この2つの事例は同じ大会中の部員による喫煙問題ですが、片や県大会準決勝で辞退、もう一方は全国大会で試合継続と差が出ました。この違いは何なのでしょうか。自分なりに考えますと、火事を起こしてしまったからもあるでしょうけど、喫煙場所が部室だったということはあると思います。場所が場所だけに。気になるのは、なぜ蚊取り線香だったのか。それも、アースなのか金長なのか。それよりも、においを消すのではなく、ファブリーズを使うとか、消臭力を使うとか。火事を起こしても良い、ましてや高校生がタバコを吸っていいと肯定するのではありませんが、今回のチームとしての辞退ということは、何もしていない他の部員にとっては残酷なことだとは思います。
昔から高校野球の世界では、不祥事を起こした学校は大会への出場を辞退したり、対外試合を禁じられるという連帯責任処分が一般的です。私にとっては、これは不思議でなりません。

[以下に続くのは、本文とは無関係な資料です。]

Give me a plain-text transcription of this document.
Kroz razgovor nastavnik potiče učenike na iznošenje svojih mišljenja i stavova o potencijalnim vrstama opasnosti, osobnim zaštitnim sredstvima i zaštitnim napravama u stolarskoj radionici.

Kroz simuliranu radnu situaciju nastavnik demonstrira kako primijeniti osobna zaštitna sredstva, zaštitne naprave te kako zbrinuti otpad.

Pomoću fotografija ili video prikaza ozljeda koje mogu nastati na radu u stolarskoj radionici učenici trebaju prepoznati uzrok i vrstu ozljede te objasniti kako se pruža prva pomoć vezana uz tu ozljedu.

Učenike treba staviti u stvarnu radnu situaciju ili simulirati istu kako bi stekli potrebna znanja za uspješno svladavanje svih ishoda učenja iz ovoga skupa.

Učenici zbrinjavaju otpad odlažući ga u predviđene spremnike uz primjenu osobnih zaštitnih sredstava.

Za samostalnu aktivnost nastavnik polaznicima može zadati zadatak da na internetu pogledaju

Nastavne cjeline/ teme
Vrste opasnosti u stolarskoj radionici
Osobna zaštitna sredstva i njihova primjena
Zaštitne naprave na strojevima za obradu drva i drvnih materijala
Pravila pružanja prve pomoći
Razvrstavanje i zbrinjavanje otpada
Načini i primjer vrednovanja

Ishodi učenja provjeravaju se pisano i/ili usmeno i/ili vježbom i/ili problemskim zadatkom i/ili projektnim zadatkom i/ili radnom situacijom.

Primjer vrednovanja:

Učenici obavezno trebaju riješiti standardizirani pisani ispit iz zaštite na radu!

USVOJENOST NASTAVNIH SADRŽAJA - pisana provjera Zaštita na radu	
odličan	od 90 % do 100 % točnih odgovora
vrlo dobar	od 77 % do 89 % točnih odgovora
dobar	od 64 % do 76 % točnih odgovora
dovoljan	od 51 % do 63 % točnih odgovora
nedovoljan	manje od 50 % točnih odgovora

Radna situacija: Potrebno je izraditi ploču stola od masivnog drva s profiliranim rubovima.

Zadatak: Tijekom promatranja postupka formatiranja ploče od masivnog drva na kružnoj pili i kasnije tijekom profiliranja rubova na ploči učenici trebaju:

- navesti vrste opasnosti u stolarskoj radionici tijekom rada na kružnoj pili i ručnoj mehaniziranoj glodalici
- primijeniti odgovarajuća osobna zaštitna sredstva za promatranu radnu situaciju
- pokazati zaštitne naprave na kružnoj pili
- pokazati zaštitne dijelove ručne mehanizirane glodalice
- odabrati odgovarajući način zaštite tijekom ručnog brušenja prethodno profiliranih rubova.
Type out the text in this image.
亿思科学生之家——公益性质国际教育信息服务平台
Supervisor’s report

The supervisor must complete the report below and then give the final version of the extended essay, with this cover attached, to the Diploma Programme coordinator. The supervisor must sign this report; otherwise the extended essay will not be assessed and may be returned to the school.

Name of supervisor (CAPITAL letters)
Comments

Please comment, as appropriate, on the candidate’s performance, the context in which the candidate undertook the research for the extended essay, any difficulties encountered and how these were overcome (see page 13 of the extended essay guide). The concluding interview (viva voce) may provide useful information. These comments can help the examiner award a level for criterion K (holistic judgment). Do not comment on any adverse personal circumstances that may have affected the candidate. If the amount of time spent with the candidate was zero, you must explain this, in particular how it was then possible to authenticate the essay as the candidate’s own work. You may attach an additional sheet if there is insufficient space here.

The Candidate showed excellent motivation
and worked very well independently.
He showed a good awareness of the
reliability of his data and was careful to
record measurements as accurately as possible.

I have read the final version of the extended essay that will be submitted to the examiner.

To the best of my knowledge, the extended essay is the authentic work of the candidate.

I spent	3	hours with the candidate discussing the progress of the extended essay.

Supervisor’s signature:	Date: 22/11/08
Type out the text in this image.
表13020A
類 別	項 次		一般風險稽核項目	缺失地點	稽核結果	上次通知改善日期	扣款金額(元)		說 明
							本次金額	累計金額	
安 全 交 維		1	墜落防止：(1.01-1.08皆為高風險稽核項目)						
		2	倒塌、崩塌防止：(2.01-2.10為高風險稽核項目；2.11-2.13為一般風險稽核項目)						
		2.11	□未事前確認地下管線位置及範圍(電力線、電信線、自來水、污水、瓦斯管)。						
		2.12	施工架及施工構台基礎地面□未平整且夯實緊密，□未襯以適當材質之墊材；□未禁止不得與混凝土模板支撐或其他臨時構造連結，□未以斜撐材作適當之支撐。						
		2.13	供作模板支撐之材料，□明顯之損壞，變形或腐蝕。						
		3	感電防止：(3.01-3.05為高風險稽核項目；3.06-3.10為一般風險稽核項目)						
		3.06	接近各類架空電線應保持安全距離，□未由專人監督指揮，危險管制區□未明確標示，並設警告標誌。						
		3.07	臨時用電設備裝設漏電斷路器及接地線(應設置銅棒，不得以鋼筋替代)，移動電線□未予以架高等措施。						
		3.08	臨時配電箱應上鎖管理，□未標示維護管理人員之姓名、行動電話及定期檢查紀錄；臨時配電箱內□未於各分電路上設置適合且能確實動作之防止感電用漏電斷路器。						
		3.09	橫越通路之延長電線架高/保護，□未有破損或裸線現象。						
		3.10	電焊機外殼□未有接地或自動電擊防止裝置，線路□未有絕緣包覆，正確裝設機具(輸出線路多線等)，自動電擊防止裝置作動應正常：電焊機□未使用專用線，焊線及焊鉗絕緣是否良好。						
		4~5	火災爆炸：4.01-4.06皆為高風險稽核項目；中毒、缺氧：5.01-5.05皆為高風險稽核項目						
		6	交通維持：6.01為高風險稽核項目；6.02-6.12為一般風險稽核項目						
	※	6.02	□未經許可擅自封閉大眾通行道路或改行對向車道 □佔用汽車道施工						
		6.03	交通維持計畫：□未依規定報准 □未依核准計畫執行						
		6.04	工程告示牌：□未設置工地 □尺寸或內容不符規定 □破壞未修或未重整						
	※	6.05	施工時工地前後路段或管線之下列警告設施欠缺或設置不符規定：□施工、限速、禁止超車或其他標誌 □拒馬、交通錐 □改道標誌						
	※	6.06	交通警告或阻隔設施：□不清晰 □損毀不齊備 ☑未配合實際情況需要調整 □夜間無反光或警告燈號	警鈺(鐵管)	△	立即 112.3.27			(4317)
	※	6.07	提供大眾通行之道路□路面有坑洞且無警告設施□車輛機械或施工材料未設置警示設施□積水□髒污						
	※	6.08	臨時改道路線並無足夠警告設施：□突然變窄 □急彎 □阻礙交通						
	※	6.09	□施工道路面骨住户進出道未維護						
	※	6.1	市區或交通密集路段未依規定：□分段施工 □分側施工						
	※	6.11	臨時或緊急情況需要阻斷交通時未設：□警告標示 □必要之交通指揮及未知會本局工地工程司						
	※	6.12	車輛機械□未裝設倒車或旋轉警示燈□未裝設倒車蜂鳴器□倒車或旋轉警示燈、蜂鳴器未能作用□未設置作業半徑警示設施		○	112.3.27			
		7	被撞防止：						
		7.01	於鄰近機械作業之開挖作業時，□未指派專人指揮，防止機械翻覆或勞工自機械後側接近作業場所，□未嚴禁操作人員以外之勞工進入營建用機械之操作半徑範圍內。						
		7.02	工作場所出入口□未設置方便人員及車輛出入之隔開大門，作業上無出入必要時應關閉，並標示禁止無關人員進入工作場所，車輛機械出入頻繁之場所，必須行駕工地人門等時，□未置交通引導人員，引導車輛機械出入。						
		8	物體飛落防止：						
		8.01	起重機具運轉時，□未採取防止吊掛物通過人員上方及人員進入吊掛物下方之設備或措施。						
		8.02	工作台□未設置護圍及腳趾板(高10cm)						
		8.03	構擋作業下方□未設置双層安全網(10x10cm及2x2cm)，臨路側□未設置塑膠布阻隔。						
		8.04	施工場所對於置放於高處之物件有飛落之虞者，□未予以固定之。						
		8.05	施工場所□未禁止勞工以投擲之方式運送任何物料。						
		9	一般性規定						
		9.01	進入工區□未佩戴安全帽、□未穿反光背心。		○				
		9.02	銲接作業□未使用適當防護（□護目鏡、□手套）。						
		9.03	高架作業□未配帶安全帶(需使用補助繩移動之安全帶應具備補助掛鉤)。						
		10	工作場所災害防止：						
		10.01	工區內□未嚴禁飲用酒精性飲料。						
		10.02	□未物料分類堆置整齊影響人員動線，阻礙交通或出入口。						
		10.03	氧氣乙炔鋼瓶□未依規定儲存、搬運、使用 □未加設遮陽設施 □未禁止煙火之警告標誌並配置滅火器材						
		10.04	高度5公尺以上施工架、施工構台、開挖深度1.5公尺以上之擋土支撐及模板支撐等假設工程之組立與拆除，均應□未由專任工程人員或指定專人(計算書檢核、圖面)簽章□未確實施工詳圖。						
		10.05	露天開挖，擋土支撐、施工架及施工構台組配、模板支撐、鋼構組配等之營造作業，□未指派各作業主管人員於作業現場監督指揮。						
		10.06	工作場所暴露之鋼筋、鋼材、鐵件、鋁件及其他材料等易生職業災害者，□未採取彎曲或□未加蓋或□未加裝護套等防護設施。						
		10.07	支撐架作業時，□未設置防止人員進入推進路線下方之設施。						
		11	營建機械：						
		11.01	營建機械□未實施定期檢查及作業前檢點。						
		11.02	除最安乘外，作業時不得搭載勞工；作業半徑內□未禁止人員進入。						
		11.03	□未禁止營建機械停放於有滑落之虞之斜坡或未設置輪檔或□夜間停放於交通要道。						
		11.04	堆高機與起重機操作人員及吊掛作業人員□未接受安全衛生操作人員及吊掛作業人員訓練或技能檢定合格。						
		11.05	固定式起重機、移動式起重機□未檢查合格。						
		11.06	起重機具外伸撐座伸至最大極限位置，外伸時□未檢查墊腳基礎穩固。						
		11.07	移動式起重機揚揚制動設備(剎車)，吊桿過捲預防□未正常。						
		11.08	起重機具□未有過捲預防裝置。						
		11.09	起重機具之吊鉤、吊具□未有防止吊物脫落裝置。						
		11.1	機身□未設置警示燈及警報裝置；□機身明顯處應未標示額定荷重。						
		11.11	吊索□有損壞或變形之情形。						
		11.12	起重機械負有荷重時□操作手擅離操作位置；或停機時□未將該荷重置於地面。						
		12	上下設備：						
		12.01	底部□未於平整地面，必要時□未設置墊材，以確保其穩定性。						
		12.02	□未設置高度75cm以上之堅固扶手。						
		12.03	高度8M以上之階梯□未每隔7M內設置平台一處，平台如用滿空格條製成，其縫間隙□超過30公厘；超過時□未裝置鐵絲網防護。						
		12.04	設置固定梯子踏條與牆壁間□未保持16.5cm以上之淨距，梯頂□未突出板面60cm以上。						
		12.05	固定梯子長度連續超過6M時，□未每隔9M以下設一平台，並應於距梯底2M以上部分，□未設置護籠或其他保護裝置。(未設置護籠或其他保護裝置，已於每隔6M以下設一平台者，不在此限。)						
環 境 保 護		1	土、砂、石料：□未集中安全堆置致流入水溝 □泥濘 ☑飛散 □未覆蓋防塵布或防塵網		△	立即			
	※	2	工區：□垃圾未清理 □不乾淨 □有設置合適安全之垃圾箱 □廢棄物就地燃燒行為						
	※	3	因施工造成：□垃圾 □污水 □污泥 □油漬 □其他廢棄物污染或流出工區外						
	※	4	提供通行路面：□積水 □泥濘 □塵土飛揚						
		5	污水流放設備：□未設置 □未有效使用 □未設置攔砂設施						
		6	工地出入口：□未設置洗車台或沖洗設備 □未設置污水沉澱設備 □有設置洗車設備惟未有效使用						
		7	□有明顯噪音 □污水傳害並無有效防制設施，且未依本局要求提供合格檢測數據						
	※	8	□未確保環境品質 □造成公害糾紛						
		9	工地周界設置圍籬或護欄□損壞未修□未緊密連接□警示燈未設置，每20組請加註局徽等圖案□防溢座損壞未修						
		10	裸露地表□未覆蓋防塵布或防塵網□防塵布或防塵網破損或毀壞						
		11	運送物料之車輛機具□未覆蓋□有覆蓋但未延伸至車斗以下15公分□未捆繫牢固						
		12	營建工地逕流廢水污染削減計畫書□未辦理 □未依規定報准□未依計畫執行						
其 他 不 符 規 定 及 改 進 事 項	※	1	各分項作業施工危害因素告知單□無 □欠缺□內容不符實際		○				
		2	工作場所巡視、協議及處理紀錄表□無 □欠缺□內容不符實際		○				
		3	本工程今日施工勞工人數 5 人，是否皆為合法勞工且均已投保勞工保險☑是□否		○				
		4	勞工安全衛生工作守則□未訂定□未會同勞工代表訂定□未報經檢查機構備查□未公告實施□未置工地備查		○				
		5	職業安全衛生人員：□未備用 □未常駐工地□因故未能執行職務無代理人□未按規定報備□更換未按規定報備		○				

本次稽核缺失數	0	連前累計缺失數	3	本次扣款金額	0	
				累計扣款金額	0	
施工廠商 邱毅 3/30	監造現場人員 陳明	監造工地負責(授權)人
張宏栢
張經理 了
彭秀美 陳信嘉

1971年春。選抜大会出場校に選ばれ、3月のとある朝に甲子園に向けて出発。出発駅では壮行会が行われ、選手たちは列車に乗り込みました。しかし、学校では不祥事が発覚していました。一般の二年生生徒による三年生への暴行事件で、被害者の三年生が入院する事態となり、マスコミに知れることになってしまいました。その間、選手たちは連絡船に乗り込みました。
学校の会議では「野球部に関係のない事件だから出場させよう」という意見が大勢を占めたそうですが、その日の新聞の夕刊で事件が大きく報じられてしまい、出場辞退を決定。船中の選手たちにも知らされ「船を降りるな」という話でした。目的地に着いた連絡船から下船することなく、乗船したまま引き返し、再び出発した港について、バスで学校へ戻りました。到着すると選手たちは泣き崩れたそうです。
野球部長は当初の下船港に着くと、引き返す監督、選手と別れ、単身で大阪に向かい、当時の日本高野連会長の佐伯達夫さんに、この顛末を報告し謝罪したそうです。
当時の高野連は、野球部以外の不祥事でも“一蓮托生”として出場停止処分にしたほど厳格、絶対的な権力を誇っていたことから、この時、辞退しなくても出場停止処分を科していただろうと言われています。
その後、高野連会長が交替すると、不祥事に対する処罰は緩和され、野球部とは無関係な場合は問題なしとされるようになった。
いつまで、このような軍隊まがいの「連帯責任」がまかり通るのでしょうか。今回の騒ぎでも、どうして関与していない部員の出場機会まで奪われなければならないのか。「高校野球は教育の一環」であるとも言いますが、前時代的な連帯責任を負わせることが、教育の一環なのでしょうか。
さて、一昨日長野大会は決勝が行われ、閉会式がありました。閉会のあいさつの中で長野県高野連会長からこんなことが言われました。
「まず、講評の前にお詫びを申し上げなければならない問題がありました。それはあきらかに高校球児と思われる若者が球場近くの歩道を歩いていた、目がご不自由な方に対し心無い言葉を発したそうです。側にいた仲間の一人が『そんなこと言うな』と制したようですが、覆水盆に返らず、取り返しのつかないことになりました。長野県高野連の会長として改めてお詫びを申し上げるとともに、二度とこのようなことがないよう再度人間教育を各校にお願いしてまいります。たいへん申し訳ありませんでした」
せっかく、二週間の好勝負に水を差されたようで残念なことでした。